Laganowsky is an assistant professor in the Department of Chemistry, College of Science. His team’s work, which was published on March 5 in Proceedings of the National Academy of Sciences and led by Texas A&M chemistry postdoctoral researchers Christopher Boone and John W. Patrick, shows that allostery extends to lipid-membrane protein interactions, enabling these proteins to alter their remote binding sites to accept lipids of different types and opening up new possibilities for pharmaceutical drug design and delivery.

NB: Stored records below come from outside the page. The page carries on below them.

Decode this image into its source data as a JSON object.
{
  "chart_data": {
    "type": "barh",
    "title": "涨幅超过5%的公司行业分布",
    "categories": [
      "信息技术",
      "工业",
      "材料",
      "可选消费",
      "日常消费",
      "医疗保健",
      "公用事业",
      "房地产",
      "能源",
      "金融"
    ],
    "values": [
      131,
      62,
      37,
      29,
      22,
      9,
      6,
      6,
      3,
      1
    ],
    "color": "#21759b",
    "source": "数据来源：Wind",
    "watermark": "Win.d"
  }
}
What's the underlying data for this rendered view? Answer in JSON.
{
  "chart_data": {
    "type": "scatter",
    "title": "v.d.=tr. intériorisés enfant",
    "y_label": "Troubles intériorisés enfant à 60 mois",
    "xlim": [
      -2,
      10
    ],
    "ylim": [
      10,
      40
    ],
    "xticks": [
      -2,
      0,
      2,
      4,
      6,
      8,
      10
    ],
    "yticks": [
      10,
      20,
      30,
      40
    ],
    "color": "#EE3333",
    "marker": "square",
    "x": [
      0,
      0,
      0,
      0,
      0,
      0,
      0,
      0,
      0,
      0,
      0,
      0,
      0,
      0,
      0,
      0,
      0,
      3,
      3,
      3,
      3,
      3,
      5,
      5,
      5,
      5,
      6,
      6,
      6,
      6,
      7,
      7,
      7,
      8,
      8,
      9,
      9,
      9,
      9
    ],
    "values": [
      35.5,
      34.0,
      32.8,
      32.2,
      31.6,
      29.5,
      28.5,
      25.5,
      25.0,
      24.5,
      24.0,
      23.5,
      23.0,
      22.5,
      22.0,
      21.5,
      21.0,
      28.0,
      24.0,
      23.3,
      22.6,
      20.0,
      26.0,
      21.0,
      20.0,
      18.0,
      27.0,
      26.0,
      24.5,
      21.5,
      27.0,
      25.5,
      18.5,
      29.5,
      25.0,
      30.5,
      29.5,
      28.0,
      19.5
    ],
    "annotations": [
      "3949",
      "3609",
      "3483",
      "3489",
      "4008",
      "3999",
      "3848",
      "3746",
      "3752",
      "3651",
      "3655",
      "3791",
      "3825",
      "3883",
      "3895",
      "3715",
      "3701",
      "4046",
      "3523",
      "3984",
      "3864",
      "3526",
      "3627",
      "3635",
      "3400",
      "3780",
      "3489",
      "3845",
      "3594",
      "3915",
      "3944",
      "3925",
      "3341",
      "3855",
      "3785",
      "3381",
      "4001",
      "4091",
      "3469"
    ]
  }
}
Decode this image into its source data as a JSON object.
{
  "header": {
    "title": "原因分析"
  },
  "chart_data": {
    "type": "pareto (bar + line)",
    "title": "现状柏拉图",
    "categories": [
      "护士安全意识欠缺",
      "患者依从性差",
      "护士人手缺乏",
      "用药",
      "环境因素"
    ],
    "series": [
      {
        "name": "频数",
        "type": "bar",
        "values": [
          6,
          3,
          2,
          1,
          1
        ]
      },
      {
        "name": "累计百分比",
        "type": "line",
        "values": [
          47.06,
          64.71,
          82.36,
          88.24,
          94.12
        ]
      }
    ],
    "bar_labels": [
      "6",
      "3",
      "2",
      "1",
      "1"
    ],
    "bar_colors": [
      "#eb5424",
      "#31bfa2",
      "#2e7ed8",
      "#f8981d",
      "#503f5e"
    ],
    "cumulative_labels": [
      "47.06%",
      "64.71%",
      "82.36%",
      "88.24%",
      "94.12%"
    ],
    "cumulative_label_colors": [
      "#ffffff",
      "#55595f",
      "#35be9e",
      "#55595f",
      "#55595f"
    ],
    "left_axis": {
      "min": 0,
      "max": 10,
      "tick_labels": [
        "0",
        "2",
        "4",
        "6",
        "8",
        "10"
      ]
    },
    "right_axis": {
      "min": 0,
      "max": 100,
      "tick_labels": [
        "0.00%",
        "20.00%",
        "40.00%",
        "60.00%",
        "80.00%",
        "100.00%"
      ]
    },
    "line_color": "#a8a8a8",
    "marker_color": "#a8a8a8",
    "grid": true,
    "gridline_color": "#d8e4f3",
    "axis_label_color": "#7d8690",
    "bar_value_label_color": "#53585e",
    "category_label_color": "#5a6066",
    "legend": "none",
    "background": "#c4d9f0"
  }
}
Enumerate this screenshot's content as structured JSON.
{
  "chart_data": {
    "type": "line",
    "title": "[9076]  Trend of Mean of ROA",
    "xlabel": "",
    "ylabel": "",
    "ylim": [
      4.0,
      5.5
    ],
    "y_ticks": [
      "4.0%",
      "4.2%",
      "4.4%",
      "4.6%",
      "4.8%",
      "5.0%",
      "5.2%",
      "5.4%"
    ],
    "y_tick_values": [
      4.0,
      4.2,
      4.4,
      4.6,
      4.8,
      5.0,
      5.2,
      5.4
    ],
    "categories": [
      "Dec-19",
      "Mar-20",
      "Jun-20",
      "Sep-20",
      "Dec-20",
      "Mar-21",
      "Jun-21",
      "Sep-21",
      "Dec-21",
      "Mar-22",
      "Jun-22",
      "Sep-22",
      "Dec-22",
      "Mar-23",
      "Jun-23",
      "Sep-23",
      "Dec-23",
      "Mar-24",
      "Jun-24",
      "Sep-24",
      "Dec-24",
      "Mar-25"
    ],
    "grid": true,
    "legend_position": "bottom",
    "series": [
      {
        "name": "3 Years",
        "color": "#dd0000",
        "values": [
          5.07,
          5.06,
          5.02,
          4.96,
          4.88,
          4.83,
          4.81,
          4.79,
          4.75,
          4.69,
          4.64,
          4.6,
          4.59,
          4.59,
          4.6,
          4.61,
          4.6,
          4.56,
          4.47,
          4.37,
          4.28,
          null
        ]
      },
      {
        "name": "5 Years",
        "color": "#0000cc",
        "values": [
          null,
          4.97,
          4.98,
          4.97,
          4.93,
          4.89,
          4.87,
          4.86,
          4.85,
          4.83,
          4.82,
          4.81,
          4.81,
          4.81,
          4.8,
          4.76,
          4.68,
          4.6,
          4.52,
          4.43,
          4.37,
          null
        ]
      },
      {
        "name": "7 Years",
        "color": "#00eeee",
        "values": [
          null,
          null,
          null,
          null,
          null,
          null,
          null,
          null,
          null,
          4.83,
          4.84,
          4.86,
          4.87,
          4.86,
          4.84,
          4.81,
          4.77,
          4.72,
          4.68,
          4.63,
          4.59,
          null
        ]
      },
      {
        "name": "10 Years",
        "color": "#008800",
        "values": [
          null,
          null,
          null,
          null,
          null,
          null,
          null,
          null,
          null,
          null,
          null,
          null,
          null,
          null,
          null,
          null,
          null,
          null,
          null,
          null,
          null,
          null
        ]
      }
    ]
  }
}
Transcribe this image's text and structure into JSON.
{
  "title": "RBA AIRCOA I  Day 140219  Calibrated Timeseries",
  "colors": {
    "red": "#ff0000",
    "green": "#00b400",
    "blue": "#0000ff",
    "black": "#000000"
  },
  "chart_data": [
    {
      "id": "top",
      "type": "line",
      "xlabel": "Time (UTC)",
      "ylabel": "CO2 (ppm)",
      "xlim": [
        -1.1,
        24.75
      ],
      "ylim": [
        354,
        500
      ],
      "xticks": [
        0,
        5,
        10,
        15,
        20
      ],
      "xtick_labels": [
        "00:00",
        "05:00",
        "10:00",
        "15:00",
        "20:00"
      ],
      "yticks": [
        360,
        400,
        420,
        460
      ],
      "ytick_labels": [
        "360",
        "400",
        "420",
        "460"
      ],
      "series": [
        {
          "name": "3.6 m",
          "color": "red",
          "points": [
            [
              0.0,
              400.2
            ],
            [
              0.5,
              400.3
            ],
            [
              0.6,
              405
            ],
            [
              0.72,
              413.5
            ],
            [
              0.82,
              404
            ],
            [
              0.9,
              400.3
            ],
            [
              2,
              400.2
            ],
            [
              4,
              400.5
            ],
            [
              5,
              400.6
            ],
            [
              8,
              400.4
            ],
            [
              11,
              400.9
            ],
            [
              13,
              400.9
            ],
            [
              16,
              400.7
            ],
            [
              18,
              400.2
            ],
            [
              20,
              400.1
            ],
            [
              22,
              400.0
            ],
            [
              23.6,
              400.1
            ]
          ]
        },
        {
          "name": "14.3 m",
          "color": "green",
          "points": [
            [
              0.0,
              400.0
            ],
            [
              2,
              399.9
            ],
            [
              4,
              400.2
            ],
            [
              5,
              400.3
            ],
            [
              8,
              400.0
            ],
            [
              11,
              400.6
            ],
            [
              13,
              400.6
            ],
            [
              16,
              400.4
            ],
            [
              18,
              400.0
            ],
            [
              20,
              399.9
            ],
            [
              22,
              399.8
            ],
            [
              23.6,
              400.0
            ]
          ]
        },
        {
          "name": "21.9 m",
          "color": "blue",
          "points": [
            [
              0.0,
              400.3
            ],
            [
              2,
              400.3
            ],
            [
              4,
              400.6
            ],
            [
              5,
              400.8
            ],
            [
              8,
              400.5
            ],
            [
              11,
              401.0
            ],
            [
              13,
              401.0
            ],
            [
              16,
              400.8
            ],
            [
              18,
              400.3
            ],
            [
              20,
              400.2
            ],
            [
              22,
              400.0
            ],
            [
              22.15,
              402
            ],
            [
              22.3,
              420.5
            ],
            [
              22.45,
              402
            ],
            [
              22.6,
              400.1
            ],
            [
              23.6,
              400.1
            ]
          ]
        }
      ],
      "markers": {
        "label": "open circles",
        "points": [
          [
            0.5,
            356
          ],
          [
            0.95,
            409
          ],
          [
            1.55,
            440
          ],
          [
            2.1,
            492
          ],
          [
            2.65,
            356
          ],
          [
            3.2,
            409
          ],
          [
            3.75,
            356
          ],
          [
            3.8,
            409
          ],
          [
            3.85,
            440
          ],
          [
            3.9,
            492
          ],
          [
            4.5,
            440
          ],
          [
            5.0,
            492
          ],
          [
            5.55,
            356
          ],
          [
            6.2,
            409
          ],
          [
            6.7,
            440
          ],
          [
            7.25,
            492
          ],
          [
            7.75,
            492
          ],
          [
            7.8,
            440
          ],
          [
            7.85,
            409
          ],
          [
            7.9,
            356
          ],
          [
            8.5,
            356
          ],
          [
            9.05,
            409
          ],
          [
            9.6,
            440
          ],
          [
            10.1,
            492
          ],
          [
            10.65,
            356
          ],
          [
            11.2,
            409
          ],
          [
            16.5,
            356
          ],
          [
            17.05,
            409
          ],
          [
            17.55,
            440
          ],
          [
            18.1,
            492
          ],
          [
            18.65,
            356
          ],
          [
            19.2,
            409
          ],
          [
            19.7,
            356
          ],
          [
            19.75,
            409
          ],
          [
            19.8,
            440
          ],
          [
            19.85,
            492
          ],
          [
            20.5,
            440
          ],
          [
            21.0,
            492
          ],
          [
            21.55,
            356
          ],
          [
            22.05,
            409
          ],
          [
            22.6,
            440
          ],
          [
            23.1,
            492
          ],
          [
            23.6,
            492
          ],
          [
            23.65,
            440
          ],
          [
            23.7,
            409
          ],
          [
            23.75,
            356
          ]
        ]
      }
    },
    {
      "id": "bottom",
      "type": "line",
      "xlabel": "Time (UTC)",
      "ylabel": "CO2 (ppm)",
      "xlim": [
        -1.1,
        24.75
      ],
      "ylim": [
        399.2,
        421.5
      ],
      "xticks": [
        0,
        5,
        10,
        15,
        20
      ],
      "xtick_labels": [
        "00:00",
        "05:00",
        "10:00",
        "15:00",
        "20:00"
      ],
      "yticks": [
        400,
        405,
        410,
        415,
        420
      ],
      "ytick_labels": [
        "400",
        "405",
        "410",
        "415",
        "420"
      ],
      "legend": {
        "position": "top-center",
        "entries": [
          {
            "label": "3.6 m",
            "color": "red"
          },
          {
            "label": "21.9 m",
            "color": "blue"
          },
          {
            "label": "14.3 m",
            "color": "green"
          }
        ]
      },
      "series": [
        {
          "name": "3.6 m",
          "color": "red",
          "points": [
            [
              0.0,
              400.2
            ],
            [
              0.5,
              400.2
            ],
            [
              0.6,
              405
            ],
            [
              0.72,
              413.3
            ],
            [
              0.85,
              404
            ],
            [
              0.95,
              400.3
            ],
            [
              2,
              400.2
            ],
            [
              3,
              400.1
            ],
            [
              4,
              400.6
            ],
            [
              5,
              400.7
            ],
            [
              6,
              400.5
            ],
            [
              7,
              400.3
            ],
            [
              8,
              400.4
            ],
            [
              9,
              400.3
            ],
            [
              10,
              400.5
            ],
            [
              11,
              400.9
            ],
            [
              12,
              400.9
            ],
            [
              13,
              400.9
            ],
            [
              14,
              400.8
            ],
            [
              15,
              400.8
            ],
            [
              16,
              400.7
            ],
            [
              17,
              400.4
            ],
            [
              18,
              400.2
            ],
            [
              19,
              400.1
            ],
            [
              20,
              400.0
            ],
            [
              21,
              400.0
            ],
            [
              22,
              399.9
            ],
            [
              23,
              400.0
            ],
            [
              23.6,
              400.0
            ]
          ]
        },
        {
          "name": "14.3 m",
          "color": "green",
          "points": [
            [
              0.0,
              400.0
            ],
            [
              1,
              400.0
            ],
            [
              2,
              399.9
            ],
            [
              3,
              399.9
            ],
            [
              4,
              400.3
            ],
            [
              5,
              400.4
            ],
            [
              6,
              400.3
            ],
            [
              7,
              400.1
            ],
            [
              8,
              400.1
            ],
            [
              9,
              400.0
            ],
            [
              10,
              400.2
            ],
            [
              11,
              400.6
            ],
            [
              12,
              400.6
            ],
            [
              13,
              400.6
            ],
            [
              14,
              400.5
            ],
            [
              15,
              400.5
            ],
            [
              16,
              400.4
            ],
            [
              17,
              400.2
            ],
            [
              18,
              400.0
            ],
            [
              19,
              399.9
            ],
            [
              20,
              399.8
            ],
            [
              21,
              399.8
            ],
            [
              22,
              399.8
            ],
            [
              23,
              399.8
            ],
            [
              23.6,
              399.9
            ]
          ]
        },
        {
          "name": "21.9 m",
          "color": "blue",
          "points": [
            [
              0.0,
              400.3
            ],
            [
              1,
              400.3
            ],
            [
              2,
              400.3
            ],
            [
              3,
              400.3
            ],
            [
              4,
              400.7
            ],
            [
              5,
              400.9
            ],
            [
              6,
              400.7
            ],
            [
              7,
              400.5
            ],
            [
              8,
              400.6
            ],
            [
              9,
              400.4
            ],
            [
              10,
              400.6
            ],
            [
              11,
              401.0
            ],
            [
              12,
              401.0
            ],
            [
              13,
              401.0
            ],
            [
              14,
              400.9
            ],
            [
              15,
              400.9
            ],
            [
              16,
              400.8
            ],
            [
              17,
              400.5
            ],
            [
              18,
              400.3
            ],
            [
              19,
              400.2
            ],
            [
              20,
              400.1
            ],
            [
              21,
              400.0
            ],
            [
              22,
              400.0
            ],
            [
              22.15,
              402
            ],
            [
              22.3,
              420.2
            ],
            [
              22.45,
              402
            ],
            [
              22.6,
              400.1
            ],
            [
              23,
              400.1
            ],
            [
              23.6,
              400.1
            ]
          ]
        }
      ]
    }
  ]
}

Protective membranes exist on the surface of all living cells and contain many of our cells’ most important proteins, many of which have unique and specialized functions, such as safeguarding the cargo going into and out of the cell that is necessary for cell survival. These membranes are largely composed of lipids, which themselves play key roles in maintaining membrane integrity and ensuring that these specialized membrane proteins function properly.

“From this work and our previous work, it is becoming increasingly clear that membrane proteins are exquisitely sensitive to the chemistry of the lipid,” Laganowsky says. “Given that lipid composition differs throughout the organs of the body, understanding how the lipid environment in these areas influences protein structure will be critical to opening new possibilities for pharmaceutical drugs designed to affect how these lipids bind with one another.”

Membrane proteins represent one of the most important targets for pharmaceutical drug discovery, with a staggering 60 percent of drugs on the current market targeting them for their integral role in cellular processes. The crucial role of lipids in the folding, structure and function of membrane proteins is emerging through multiple research reports and channels—findings that are uncovering the intimate roles lipid-protein interactions play in controlling protein structure and function.

“In a cell, molecular interactions with molecules are exploited to carry out cellular processes,” Laganowsky explains. “For example, when you eat a chili pepper, you feel a hot sensation as a result of a molecule in the pepper binding to a specific membrane protein that, in turn, elicits this response. In a similar fashion, our study has demonstrated that the membrane protein can influence its surrounding lipid environment, and this environment may influence, for example, how molecules are sensed.”